主要包括交替训练CF与KGC两个任务,并在每次交替训练后更新消息传递的权重。

main_kgat.py

def train(args):
    # seed
    random.seed(args.seed)
    np.random.seed(args.seed)
    torch.manual_seed(args.seed)
    torch.cuda.manual_seed_all(args.seed)

    log_save_id = create_log_id(args.save_dir)
    logging_config(folder=args.save_dir, name='log{:d}'.format(log_save_id), no_console=False)
    logging.info(args)

    # GPU / CPU
    device = torch.device("cuda" if torch.cuda.is_available() else "cpu")

    # load data
    data = DataLoaderKGAT(args, logging)
    if args.use_pretrain == 1:
        user_pre_embed = torch.tensor(data.user_pre_embed)
        item_pre_embed = torch.tensor(data.item_pre_embed)
    else:
        user_pre_embed, item_pre_embed = None, None

    # construct model & optimizer
    model = KGAT(args, data.n_users, data.n_entities, data.n_relations, data.A_in, user_pre_embed, item_pre_embed)
    if args.use_pretrain == 2:
        model = load_model(model, args.pretrain_model_path)

    model.to(device)
    logging.info(model)

    cf_optimizer = optim.Adam(model.parameters(), lr=args.lr)
    kg_optimizer = optim.Adam(model.parameters(), lr=args.lr)

    # initialize metrics
    best_epoch = -1
    best_recall = 0

    Ks = eval(args.Ks)
    k_min = min(Ks)
    k_max = max(Ks)

    epoch_list = []
    metrics_list = {k: {'precision': [], 'recall': [], 'ndcg': []} for k in Ks}

    # train model
    for epoch in range(1, args.n_epoch + 1):
        time0 = time()
        model.train()

        # train cf
        time1 = time()
        cf_total_loss = 0
        n_cf_batch = data.n_cf_train // data.cf_batch_size + 1
        # 交替训练CF与KGC
        for iter in range(1, n_cf_batch + 1):
            time2 = time()
            # 采样一个cf_batch_size的user list,并为user list中的每一个user采样一个正样例和负样例。
            cf_batch_user, cf_batch_pos_item, cf_batch_neg_item = data.generate_cf_batch(data.train_user_dict, data.cf_batch_size)
            cf_batch_user = cf_batch_user.to(device)
            cf_batch_pos_item = cf_batch_pos_item.to(device)
            cf_batch_neg_item = cf_batch_neg_item.to(device)


            cf_batch_loss = model(cf_batch_user, cf_batch_pos_item, cf_batch_neg_item, mode='train_cf')

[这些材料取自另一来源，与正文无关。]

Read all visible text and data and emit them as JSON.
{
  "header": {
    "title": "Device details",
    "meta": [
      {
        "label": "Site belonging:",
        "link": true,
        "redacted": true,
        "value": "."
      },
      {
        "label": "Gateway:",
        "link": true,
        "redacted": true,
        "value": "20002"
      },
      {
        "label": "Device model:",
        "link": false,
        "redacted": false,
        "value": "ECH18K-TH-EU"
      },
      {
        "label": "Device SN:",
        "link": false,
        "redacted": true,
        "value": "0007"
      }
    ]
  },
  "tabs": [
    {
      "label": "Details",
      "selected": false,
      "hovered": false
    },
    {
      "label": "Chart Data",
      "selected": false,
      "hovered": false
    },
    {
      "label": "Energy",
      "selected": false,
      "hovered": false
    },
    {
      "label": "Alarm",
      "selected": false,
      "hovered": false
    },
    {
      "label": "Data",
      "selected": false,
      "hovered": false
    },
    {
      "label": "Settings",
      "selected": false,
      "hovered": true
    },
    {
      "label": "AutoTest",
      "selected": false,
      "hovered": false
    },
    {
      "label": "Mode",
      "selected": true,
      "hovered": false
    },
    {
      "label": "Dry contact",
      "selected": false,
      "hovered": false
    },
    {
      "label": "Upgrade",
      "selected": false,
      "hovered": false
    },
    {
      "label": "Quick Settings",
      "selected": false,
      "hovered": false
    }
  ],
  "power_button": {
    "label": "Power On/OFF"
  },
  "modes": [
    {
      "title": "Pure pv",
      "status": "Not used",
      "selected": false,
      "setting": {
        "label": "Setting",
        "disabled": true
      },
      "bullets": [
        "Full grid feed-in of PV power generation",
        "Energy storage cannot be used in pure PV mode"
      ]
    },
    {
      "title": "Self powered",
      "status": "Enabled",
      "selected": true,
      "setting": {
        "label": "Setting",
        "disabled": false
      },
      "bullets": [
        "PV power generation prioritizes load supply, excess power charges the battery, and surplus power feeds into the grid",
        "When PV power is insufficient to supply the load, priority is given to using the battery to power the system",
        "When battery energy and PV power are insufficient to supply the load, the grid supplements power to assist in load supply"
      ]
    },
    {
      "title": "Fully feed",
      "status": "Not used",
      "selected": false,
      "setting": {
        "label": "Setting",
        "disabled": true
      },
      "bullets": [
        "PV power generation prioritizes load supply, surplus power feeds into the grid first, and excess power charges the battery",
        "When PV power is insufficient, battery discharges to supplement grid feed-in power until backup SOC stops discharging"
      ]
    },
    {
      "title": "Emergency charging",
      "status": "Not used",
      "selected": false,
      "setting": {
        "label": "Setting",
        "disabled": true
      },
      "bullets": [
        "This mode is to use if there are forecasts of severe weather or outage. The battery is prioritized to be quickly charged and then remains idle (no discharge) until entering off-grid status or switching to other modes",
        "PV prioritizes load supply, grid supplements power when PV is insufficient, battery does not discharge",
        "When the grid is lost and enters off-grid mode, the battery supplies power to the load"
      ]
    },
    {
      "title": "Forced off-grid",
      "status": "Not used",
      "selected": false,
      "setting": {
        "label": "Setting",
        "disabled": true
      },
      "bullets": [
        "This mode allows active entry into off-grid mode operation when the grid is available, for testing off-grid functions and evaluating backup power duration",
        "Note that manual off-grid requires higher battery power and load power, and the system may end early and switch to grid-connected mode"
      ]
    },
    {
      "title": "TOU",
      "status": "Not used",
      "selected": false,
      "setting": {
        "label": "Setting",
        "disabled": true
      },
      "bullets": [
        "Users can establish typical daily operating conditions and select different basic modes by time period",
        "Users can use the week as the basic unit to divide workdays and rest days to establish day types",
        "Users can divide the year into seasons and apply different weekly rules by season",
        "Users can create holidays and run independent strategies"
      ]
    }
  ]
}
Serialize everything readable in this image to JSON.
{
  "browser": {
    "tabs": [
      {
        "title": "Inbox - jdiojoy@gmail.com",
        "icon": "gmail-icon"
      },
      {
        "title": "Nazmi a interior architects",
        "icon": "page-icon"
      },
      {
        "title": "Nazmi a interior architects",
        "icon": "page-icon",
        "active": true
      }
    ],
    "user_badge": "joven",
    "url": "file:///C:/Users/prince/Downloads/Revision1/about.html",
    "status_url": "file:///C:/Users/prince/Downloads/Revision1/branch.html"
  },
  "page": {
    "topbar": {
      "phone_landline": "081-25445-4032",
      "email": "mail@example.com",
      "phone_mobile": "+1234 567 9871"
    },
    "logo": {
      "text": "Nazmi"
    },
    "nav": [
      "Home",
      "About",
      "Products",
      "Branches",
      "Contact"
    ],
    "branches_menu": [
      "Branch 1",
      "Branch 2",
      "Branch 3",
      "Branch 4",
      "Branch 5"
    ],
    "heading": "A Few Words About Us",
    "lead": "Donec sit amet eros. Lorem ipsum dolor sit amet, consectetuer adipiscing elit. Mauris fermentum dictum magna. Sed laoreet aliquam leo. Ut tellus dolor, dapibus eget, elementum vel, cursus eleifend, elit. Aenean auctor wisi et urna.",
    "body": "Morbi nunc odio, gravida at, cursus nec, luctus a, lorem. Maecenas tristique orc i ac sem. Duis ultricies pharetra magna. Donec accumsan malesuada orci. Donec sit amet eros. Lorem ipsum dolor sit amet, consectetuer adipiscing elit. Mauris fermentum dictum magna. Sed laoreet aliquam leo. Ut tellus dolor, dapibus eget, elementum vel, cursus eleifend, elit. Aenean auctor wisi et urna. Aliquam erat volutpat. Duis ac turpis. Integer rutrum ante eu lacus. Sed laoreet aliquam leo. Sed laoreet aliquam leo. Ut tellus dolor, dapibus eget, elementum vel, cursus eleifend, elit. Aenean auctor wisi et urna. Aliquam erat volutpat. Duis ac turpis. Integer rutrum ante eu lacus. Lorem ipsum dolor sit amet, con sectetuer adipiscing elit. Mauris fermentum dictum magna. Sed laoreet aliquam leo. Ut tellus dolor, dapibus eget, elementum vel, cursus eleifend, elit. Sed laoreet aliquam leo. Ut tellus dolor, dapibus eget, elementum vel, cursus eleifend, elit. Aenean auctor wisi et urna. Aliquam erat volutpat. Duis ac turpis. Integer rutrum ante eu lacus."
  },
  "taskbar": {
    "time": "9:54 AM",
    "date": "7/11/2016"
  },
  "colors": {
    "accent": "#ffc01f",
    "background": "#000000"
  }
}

            if np.isnan(cf_batch_loss.cpu().detach().numpy()):
                logging.info('ERROR (CF Training): Epoch {:04d} Iter {:04d} / {:04d} Loss is nan.'.format(epoch, iter, n_cf_batch))
                sys.exit()

            cf_batch_loss.backward()
            cf_optimizer.step()
            cf_optimizer.zero_grad()
            cf_total_loss += cf_batch_loss.item()

            if (iter % args.cf_print_every) == 0:
                logging.info('CF Training: Epoch {:04d} Iter {:04d} / {:04d} | Time {:.1f}s | Iter Loss {:.4f} | Iter Mean Loss {:.4f}'.format(epoch, iter, n_cf_batch, time() - time2, cf_batch_loss.item(), cf_total_loss / iter))
        logging.info('CF Training: Epoch {:04d} Total Iter {:04d} | Total Time {:.1f}s | Iter Mean Loss {:.4f}'.format(epoch, n_cf_batch, time() - time1, cf_total_loss / n_cf_batch))

        # train kg
        time3 = time()
        kg_total_loss = 0
        n_kg_batch = data.n_kg_train // data.kg_batch_size + 1

        for iter in range(1, n_kg_batch + 1):
            time4 = time()
            kg_batch_head, kg_batch_relation, kg_batch_pos_tail, kg_batch_neg_tail = data.generate_kg_batch(data.train_kg_dict, data.kg_batch_size, data.n_users_entities)
            kg_batch_head = kg_batch_head.to(device)
            kg_batch_relation = kg_batch_relation.to(device)
            kg_batch_pos_tail = kg_batch_pos_tail.to(device)
            kg_batch_neg_tail = kg_batch_neg_tail.to(device)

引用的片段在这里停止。